Студентом в 1897 году приезжает с товарищами на Фирвальдштетское озеро и Мстислав Добужинский. «Мы решили пройти пешком по знаменитой дороге Axenstrasse от Fluehlen до Brünnen и в жаркий день с чемоданами за плечами и с альпенштоками пустились в дорогу – прогулка взяла почти целый день. Наутро поднялись по довольно страшной воздушной дороге, вися над пропастью, на Rigi Kulm, и там, в чистом воздухе этих горных высот, я долго валялся на траве, слушая перезвон коровьих колокольчиков. Спутники мои ушли искать какие-то тропинки, я же пытался рисовать и втискивал в мой маленький альбом необычную перспективу пропастей и горные пространства без горизонта. Что-то новое открывалось моему глазу художника… Мы добрались до большой казарменного типа гостиницы на вершине горы, чтобы рано утром полюбоваться оттуда на знаменитый восход солнца над панорамой Альп, но, вставши, увидели только белую стену тумана и перед нею на террасе спины англичан, закутанных в пледы, неподвижно сидящих на складных стульях. Как нам говорили, они упрямо дожидались зрелища уже несколько дней».

М.В. Добужинский

Не везет и Бунину, приехавшему сюда во время своего первого путешествия по Швейцарии поздней осенью 1900 года. Туристический сезон уже закончился, горная железная дорога остановилась. В письме брату, написанном на вершине Риги-Кульма 18 ноября, Бунин рассказывает: «И вот мы пустились, не колеблясь, на ногах. Вышли в 12 и 51/2, часов шли без остановки вверх… Страшно трудно. На горах – глубокая осень видна; леса в туманах дымятся, туманы вверху в ущельях налиты сумраком. В половине второго вступили в облака, и озера внизу пропали. Что за тишина, какой туман! А леса стоят в нем, и лиственные деревья тихо роняют коричневые листы. Пар от нас мокрых, как мыши, валил, как от лошадей. Туман, то есть густота облаков, всё росла. Прошли через мост над страшной пропастью. В три часа вступили в снега. Около четырех пришли в занесенный снегами, чуть видный пятнами в тумане отель, перекусили на самую скорую руку – и дальше. Зубчатая дорога, полузанесенная снегом, идет точно в небо. И всё глуше и дичее становилось. Помню, стояли на одном обрыве, – какой там туман был внизу. Чем ниже – всё темнее. Так что в глубине – точно сепия налита. <…> Вспомнил я Россию, север. И наконец – Риги-Кульм, высота более двух тысяч метров. Все три гигантских отеля на этом конусе пусты, занесены снегом и едва видны в тумане. В главном нашли комнату, внизу в столовой для прислуги – печка, три швейцарки, налитые кровью. Обсушились, поели. И проводили долгий вечер на этой высоте, в мертвой пустоте. Идем спать». На следующий день Бунин дописывает: «Спали в шапках, я в пиджаке, под ногами грелка. Проснулись в 7 ч. – туман, растет иней. Вышли из отеля – в двух шагах ничего не видно. Подымается метель. Сидим внизу, ждем, не прорвет ли туман. Жаль вида, – отсюда видны все Бернские Альпы!»

И.А. Бунин

Разумеется, у писателей ничего не пропадает – впечатления от зимних швейцарских гор найдут отражение у Бунина в его «Маленьком романе». Знаменитую же картину Бунин увидит почти через сорок лет. «В 1937 году, – пишет Муромцева в “Жизни Бунина”, – мы с Иваном Алексеевичем провели несколько дней в швейцарском курорте Вегесе. Из Вегеса он доплыл на пароходе до Фиснау и поднялся, только не пешком, а по зубчатой дороге на Риги-Кульм и наконец увидал во всей красе панораму Бернских Альп».

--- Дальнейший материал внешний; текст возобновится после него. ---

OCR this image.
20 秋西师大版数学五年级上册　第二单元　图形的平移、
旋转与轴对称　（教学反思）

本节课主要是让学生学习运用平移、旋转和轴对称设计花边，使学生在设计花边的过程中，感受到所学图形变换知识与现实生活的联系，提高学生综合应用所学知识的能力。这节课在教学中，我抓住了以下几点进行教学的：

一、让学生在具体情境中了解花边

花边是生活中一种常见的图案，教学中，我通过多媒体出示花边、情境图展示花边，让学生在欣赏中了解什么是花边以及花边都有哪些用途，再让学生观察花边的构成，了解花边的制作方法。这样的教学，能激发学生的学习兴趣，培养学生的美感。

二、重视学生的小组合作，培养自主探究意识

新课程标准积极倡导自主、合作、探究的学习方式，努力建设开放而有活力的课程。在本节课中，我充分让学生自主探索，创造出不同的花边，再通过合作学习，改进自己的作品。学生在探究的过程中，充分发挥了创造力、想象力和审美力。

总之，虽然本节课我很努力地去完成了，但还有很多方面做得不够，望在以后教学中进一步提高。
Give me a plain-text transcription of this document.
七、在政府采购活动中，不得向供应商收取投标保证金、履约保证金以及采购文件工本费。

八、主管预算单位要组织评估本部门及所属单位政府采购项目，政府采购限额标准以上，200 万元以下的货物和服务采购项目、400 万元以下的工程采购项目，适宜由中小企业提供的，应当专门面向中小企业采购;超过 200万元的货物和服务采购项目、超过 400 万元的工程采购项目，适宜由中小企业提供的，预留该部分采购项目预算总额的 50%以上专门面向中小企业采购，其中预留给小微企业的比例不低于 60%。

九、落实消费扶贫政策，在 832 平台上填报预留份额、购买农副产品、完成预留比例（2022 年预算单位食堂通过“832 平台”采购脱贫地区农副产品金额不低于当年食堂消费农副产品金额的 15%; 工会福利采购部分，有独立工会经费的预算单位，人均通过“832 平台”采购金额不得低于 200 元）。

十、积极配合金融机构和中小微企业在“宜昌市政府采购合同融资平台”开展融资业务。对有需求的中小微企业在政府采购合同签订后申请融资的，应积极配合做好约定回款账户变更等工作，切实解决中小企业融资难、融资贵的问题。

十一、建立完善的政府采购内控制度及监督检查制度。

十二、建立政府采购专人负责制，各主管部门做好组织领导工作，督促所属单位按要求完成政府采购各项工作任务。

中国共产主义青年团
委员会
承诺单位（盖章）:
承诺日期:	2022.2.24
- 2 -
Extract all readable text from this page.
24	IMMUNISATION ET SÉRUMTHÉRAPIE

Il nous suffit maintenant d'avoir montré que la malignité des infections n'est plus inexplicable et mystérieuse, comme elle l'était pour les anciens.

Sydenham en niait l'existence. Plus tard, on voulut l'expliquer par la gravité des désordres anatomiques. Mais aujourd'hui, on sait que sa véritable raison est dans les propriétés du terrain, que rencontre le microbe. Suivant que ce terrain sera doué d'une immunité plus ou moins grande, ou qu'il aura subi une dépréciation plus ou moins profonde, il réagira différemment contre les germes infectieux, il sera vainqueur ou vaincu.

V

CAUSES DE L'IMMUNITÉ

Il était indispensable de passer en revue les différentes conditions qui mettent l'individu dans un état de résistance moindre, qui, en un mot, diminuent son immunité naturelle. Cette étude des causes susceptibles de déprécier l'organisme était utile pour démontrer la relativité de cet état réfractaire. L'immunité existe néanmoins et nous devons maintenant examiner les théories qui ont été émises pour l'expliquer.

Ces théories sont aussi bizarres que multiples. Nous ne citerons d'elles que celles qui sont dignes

По другую от озера сторону Риги расположено местечко Гольдау (Goldau), известное тем, что в начале XIX века обвал горы уничтожил эту деревню вместе со всеми жителями. Впечатления от увиденных последствий этой катастрофы находим в «горной философии» Жуковского, которую поэт излагает в письме своему воспитаннику, будущему императору Александру II. Повторим еще раз вывод Жуковского: «На этих развалинах Гольдау ярко написана истина: “Средство не оправдывается целью; что вредно в настоящем, то есть истинное зло, хотя бы и было благодетельно в своих последствиях; никто не имеет права жертвовать будущему настоящим и нарушать верную справедливость для неверного возможного блага”».

У подножия Риги и самого края Фирвальдштетского озера расположился Кюсснахт (Küssnacht), о котором Александр Тургенев восклицает: «Кюснахт, какое имя в истории Швейцарской!»

Гольдау

Автор «Хроники русского» приезжает сюда по следам героя легенды. «Басня или быль о Телле ожила в душе моей, особливо, когда из Кюснахта я прошел в так называемую hohle Gasse, где Телль подстерег Гесслера и где на большой дороге сооружена избавителю каплица, на фронтоне коей картина, изображающая смерть Гесслера… За сею капеллою начинается вид Цугского озера. Я ехал по берегу к деревеньке Immensee… И в осеннем убранстве окрестности озера прелестны! Там, где оно оканчивается, лежит местечко Арт: из Арта была та девица, которой брат убил бургхофта, ее обесчестившего. Дома старинные, исписанные библейскою и швейцарскою историею, фигурами Телля, Винкельрида и прочих героев Швейцарии… Кстати о Шиллере: чем более видишь Швейцарию, чем более знакомишься с ее стариною, тем более удивляешься верности картин, характеров, изображению нравов в трагедии Шиллера “Вильгельм Телль”. История шапки, перед которой Телль не хотел снять своей, также вся вымалевана на домах». Посещает Тургенев и место, где некогда жил наместник Габсбургов: «Мальчишка проводил меня к развалинам замка Гесслера, на горе стоящего и никому более не страшного». Интересно, что вид швейцарских крестьянских домов напоминает путешественнику далекую родину, Тургенев, например, упоминает «Мерлишахен, истинно швейцарскую деревеньку, коей строения похожи на красные русские избы».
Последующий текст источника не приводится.